Breach of Right to Education
The development sparked public outrage on social media, with a section of the public condemning the actions of the authorities at Achimota School.
The Executive Director of the Africa Education Watch, Kofi Asare, vehemently condemned the decision of the school to deny the Rastafarian students admission.
Article 25 of the 1992 Constitution of Ghana establishes the right of the Ghanaian citizenry to have access to equal educational opportunities and facilities.
Mr Asare pointed out that the authorities at Achimota School have breached this provision of the constitution.
“The issue of education being a right is explicit in Article 25 of the 1992 Constitution… Section 3 and 8 of Act 560 explicitly states that no person shall discriminate against a child on the grounds of Religion and Custom.

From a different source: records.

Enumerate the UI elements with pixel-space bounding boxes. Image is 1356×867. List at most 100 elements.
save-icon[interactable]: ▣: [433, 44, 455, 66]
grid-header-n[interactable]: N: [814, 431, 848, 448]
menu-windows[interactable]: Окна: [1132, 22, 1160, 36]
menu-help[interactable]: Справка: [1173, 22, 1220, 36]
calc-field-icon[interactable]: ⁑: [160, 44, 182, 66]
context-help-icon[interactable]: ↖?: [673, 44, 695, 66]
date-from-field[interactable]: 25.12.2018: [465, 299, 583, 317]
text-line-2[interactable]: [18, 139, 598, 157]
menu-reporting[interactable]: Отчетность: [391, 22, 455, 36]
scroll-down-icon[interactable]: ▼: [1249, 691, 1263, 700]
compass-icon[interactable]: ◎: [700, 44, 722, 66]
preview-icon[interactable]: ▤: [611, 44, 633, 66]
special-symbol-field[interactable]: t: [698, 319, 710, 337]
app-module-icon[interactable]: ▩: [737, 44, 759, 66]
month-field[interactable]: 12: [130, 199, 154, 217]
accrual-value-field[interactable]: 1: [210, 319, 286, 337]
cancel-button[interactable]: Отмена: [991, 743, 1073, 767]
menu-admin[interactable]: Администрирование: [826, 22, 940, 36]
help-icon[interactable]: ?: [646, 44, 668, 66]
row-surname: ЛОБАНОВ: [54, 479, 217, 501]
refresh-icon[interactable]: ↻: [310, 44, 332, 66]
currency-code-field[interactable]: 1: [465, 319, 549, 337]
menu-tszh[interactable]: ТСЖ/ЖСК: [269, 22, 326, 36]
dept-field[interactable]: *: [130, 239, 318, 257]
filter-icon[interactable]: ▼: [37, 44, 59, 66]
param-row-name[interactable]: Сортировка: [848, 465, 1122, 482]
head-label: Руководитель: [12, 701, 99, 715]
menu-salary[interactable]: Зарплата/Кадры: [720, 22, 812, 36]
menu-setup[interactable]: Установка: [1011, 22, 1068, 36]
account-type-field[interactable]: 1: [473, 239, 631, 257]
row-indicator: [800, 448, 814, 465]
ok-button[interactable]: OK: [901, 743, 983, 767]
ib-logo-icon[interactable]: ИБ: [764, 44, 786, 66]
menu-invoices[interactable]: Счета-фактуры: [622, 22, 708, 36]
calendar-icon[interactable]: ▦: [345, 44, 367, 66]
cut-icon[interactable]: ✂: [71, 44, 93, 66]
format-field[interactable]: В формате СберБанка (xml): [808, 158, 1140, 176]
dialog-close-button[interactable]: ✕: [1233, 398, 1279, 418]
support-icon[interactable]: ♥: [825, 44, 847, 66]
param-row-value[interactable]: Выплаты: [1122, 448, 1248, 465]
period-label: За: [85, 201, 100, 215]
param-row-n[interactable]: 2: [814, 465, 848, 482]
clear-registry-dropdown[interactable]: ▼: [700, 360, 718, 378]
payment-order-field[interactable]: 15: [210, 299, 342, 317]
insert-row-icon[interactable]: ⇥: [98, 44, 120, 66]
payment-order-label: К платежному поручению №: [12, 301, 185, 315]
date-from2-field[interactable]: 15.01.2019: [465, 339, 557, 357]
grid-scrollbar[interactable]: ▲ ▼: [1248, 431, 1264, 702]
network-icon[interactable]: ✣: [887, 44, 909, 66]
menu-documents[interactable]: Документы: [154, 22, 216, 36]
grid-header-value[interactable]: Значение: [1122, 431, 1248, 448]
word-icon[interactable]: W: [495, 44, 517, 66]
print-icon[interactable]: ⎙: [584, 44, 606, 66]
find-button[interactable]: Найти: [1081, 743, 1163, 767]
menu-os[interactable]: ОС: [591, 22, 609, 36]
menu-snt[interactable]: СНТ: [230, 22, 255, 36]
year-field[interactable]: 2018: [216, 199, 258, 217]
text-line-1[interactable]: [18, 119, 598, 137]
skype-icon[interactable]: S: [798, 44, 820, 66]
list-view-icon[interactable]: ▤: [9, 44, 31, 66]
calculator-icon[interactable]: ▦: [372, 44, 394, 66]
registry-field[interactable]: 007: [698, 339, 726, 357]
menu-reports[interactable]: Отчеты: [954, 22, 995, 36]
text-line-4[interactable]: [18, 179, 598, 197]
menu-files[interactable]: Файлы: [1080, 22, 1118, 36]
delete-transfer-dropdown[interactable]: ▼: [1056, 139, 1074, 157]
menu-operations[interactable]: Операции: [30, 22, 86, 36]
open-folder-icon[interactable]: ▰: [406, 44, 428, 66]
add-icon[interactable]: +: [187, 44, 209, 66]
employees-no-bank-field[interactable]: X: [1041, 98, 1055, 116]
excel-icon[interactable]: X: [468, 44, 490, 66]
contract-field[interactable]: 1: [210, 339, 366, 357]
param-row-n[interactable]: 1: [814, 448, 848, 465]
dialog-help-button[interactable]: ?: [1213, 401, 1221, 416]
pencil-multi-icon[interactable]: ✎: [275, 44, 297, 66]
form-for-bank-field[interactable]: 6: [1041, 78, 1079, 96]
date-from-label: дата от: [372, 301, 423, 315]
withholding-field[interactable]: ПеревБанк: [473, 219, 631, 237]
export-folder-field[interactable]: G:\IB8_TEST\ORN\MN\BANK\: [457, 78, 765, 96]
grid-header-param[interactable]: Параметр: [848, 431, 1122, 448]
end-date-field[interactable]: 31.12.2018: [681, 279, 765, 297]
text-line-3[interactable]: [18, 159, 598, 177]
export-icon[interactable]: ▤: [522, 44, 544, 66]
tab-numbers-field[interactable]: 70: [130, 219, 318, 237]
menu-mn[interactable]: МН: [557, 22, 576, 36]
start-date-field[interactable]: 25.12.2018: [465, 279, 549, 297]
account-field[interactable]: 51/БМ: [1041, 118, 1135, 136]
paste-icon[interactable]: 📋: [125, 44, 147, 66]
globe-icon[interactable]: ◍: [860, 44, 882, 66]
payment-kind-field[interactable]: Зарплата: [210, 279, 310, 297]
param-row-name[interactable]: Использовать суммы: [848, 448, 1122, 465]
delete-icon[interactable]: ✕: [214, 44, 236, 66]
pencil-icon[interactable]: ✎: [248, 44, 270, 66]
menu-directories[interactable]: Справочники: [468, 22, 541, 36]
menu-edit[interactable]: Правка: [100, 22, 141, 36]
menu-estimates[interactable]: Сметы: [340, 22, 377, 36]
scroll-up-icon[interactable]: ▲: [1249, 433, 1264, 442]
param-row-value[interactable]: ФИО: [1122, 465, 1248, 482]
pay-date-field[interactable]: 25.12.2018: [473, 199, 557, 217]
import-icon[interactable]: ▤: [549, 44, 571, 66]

“And in section A, the same Act provides that no person shall deprive the child access to education. Based on Article 25 of our constitution and its attendant regulations in the Children’s Act, no agency in this country has the right to deprive a child of the right to education.
“They’re wrong. I’m not the one saying they’re wrong. The Act of Parliament, Act 560, Section A is saying they’re wrong because they have discriminated against the child and denied the child his right to education,” Mr Asare said in an earlier interview.
It is almost an annual ordeal for Rastafarian families to be denied admission into second cycle institutions due to their dreadlocks.
Kofi Asare charged the Rastafarian Council of Ghana to go to court to end their frustrations.
Previous incident
The practice of school authorities turning away Ghanaian students with dreadlocks is an old one.
In September 2017, a teenager was denied admission into Accra Girls Senior High School because she had dreadlocks.
According to the father, his daughter is a Rastafarian, and it was against their religion to cut off the locks.
The distraught father said efforts to explain issues to school authorities proved futile.
He was convinced the school’s decision to deny his daughter admission is borne out of ignorance.